Enid Marx (1902–1998)
Plaque erected in 2022 by English Heritage at 39 Thornhill Road, Barnsbury, London, N1 1JS, London Borough of Islington
Profession
Pattern designer, illustrator and artist
Category
Applied Arts, Fine Arts
Inscription
ENID MARX 1902–1998 Pattern designer, illustrator and artist lived and worked here from 1965
Material
Ceramic
The influential artist and designer Enid Marx is commemorated with a blue plaque at 39 Thornhill Road, where she lived and worked for more than 30 years. Her most notable work includes the 1937 commission to design the seating fabric for the London Underground and the 1953 design for postage stamps marking the start of Queen Elizabeth II’s reign.
Education and early career
Enid Dorothy Crystal Marx was born in north London on 20 October 1902, the youngest of three children of Robert Joseph Marx and Annie Marie, née Neuberger. Her father was an inventor, engineer and manufacturer.
After education at South Hampstead High School and Roedean School in Sussex, where her artistic talent was encouraged, Enid Marx attended the Central School of Arts and Crafts for a year before moving in 1922 to the Royal College of Art. There she was part of what Paul Nash (briefly a tutor there) famously described as an ‘outbreak of talent’ which included Henry Moore, Edward Bawden and Eric Ravilious. Marx failed her final diploma, possibly because of the abstract tendencies in her exhibition piece. In 1925 she began to work as a pattern designer and printer.
Marx – Marco to her friends and colleagues – was immediately successful and her woodblock-printed textiles, wood engravings, linocuts and pattern papers were well received. Nash introduced her to the Curwen Press, which in 1925 commissioned her characteristic small-scale repeating patterns for book covers and lining papers. Her very first design was widely used by various publishers. From 1927 she had her own large design studio, textile printing shop and showroom.
Textile design
During the 1930s Marx’s textiles achieved high visibility and acclaim. Hand-printed with her characteristic rhythmically repeating geometrical patterns, they were intended as furnishing or dress fabrics for avant-garde connoisseurs.

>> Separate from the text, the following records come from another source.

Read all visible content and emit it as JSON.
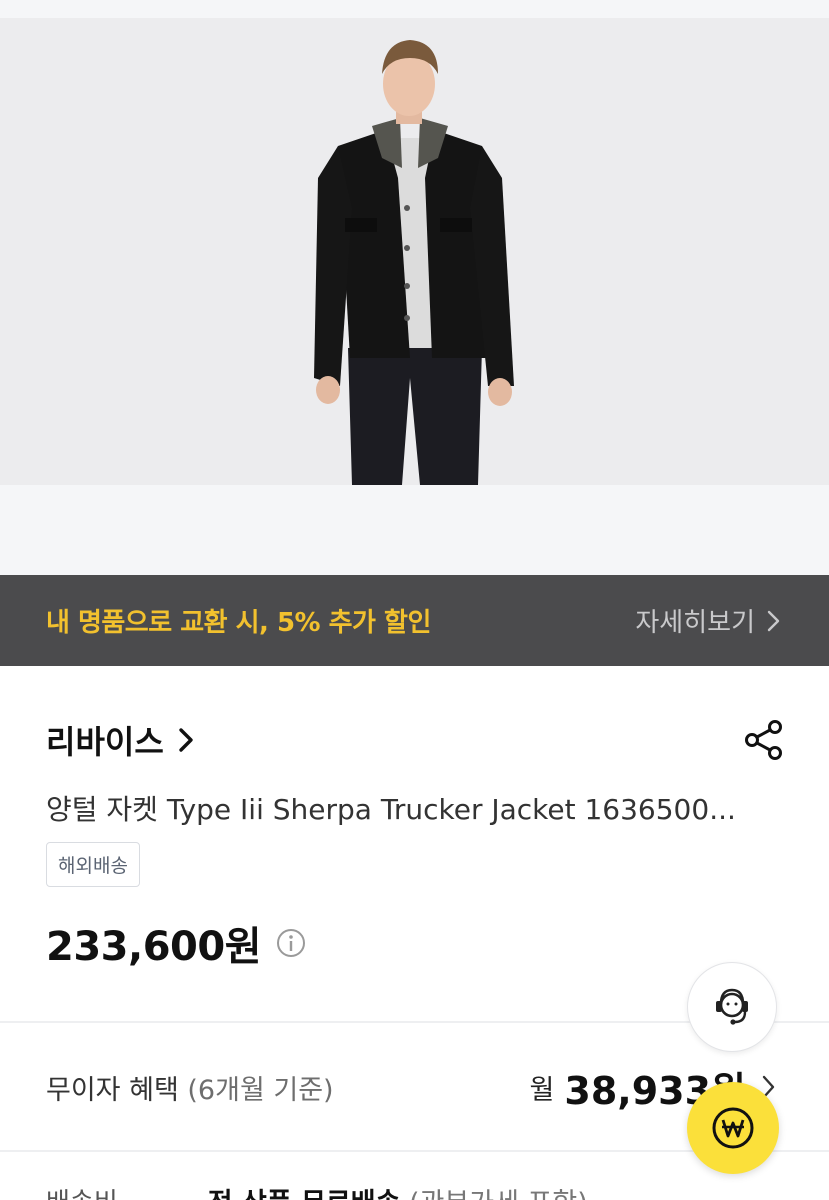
{
  "promo": {
    "text": "내 명품으로 교환 시, 5% 추가 할인",
    "link_label": "자세히보기"
  },
  "product": {
    "brand": "리바이스",
    "title": "양털 자켓 Type Iii Sherpa Trucker Jacket 1636500...",
    "badge": "해외배송",
    "price": "233,600원"
  },
  "installment": {
    "label": "무이자 혜택",
    "sub_label": "(6개월 기준)",
    "month_prefix": "월",
    "amount": "38,933원"
  },
  "shipping": {
    "label": "배송비",
    "value": "전 상품 무료배송",
    "sub_value": "(관부가세 포함)"
  },
  "icons": {
    "share": "share-icon",
    "info": "info-icon",
    "customer_service": "headset-icon",
    "pay": "won-icon"
  },
  "colors": {
    "promo_bg": "#4b4b4d",
    "promo_text": "#f2c12e",
    "pay_button": "#fbe03a"
  }
}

In 1937 Enid Marx was one of five designers selected to design the seating fabric for the London Underground. The fabric was to be a hard-wearing, dirt-resistant moquette (a woven fabric with cut and uncut areas) and the designs had to look cheerful and solid, while using a limited range of colours. Five of her designs went into production. This was a turning point in Marx’s career, and she gave up block printing on textiles, turning instead to designing for industrial production.
In 1943 Marx was recruited as the textile expert for the wartime Utility Scheme; 30 of her own textile designs went into industrial production. She relished the challenge of creating attractive and lively patterns that were simple in design and cheap to manufacture.
Other work
After the war Marx continued to design for industrial production but also increased her output of book illustrations, pattern papers and jacket covers. Her most visible work was the 1953 design for postage stamps for the new queen’s reign. Marx was responsible for the lowest – and hence most used – denominations. In the 1940s she also began to write and illustrate children’s books, including Bulgy the Barrage Balloon (1941), which sold out its first edition of 5,000 and was reprinted.

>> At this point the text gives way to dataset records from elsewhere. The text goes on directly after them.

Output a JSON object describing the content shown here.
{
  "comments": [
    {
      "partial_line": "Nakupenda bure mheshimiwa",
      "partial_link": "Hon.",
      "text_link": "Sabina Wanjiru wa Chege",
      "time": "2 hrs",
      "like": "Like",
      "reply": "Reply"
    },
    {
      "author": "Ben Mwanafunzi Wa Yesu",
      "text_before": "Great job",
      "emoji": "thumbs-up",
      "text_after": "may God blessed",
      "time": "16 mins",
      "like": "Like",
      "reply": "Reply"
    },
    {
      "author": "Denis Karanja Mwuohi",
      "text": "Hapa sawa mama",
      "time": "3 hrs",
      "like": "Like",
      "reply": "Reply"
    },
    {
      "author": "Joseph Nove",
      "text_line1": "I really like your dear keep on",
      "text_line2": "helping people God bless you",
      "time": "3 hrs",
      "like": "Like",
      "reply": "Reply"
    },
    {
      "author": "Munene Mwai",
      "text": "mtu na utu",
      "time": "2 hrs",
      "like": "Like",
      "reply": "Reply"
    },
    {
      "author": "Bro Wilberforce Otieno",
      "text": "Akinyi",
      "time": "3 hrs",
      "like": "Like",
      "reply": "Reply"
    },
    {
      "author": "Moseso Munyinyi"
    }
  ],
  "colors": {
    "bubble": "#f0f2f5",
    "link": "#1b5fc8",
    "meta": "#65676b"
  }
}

Since childhood Marx had loved popular art, a passion shared with her friend and lifelong companion, Margaret Lambert, a historian of 20th-century European politics, whom Marx had met in the early 1930s. In 1937 Marx designed the jacket for Lambert’s When Victoria Began to Reign. Lambert and Marx co-authored English Popular and Traditional Art in England (1946), which they expanded into English Popular Art (1951).

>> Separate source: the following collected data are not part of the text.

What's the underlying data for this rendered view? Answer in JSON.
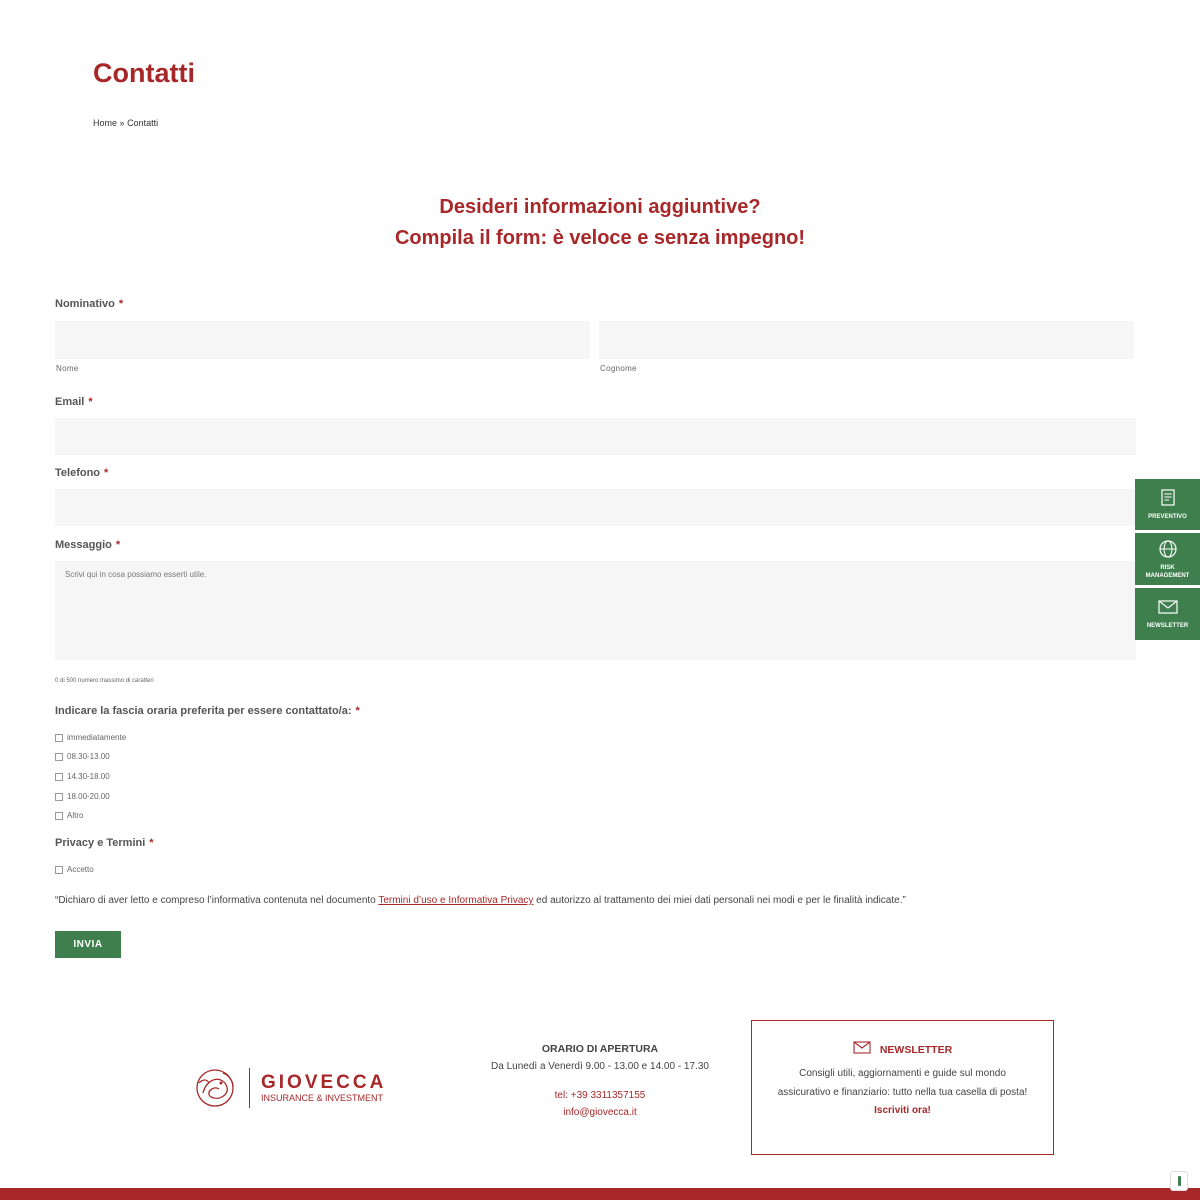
{
  "page": {
    "title": "Contatti",
    "breadcrumb": {
      "home": "Home",
      "sep": "»",
      "current": "Contatti"
    }
  },
  "intro": {
    "line1": "Desideri informazioni aggiuntive?",
    "line2": "Compila il form: è veloce e senza impegno!"
  },
  "form": {
    "required_mark": "*",
    "nominativo": {
      "label": "Nominativo",
      "first_sub": "Nome",
      "last_sub": "Cognome"
    },
    "email": {
      "label": "Email"
    },
    "telefono": {
      "label": "Telefono"
    },
    "messaggio": {
      "label": "Messaggio",
      "placeholder": "Scrivi qui in cosa possiamo esserti utile.",
      "counter": "0 di 500 numero massimo di caratteri"
    },
    "fascia": {
      "label": "Indicare la fascia oraria preferita per essere contattato/a:",
      "options": [
        "immediatamente",
        "08.30-13.00",
        "14.30-18.00",
        "18.00-20.00",
        "Altro"
      ]
    },
    "privacy": {
      "label": "Privacy e Termini",
      "option": "Accetto"
    },
    "declaration": {
      "before": "“Dichiaro di aver letto e compreso l’informativa contenuta nel documento ",
      "link": "Termini d’uso e Informativa Privacy",
      "after": " ed autorizzo al trattamento dei miei dati personali nei modi e per le finalità indicate.”"
    },
    "submit_label": "INVIA"
  },
  "side_tabs": [
    {
      "label": "PREVENTIVO",
      "icon": "document-icon"
    },
    {
      "label": "RISK MANAGEMENT",
      "icon": "network-globe-icon"
    },
    {
      "label": "NEWSLETTER",
      "icon": "envelope-icon"
    }
  ],
  "footer": {
    "brand": {
      "name": "GIOVECCA",
      "tagline": "INSURANCE & INVESTMENT"
    },
    "hours": {
      "title": "ORARIO DI APERTURA",
      "text": "Da Lunedì a Venerdì 9.00 - 13.00 e 14.00 - 17.30",
      "phone": "tel: +39 3311357155",
      "email": "info@giovecca.it"
    },
    "newsletter": {
      "title": "NEWSLETTER",
      "text": "Consigli utili, aggiornamenti e guide sul mondo assicurativo e finanziario: tutto nella tua casella di posta!",
      "cta": "Iscriviti ora!"
    }
  },
  "colors": {
    "brand_red": "#a8282a",
    "brand_green": "#3f7f4d",
    "field_bg": "#f6f6f6"
  }
}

Popular art also inspired Marx’s own work, which often featured animal subjects. In 1957 the London Zoo adopted two of her prints for their posters. Her final children’s book, Sam and Arry (1972), featured her own beloved Siamese cats.
Thornhill Road
For many years Enid Marx and Margaret Lambert maintained a flat on the Finchley Road in St John’s Wood as their London residence, although they spent time in Exeter and Scotland for Lambert’s teaching. In the early 1960s Lambert bought 39 Thornhill Road, Islington, a mid-19th-century three-storey house, which she shared with Marx, her friend Eleanor Bruening, and Lambert’s sister Grace.
Marx remained at number 39 for more than 30 years, until her death on 18 May 1998. She lived and worked in what was known as the ‘mews cottage’, a self-contained renovation or replacement of the original carriage house abutting the right-hand side. She also had a purpose-built studio in the back garden. Although while she lived here she was not as high profile in her design work as she had been during the 1930s and 1940s, she remained active in the world of design and committees, and from the 1970s onwards enjoyed a revival of her and her contemporaries’ work and influence.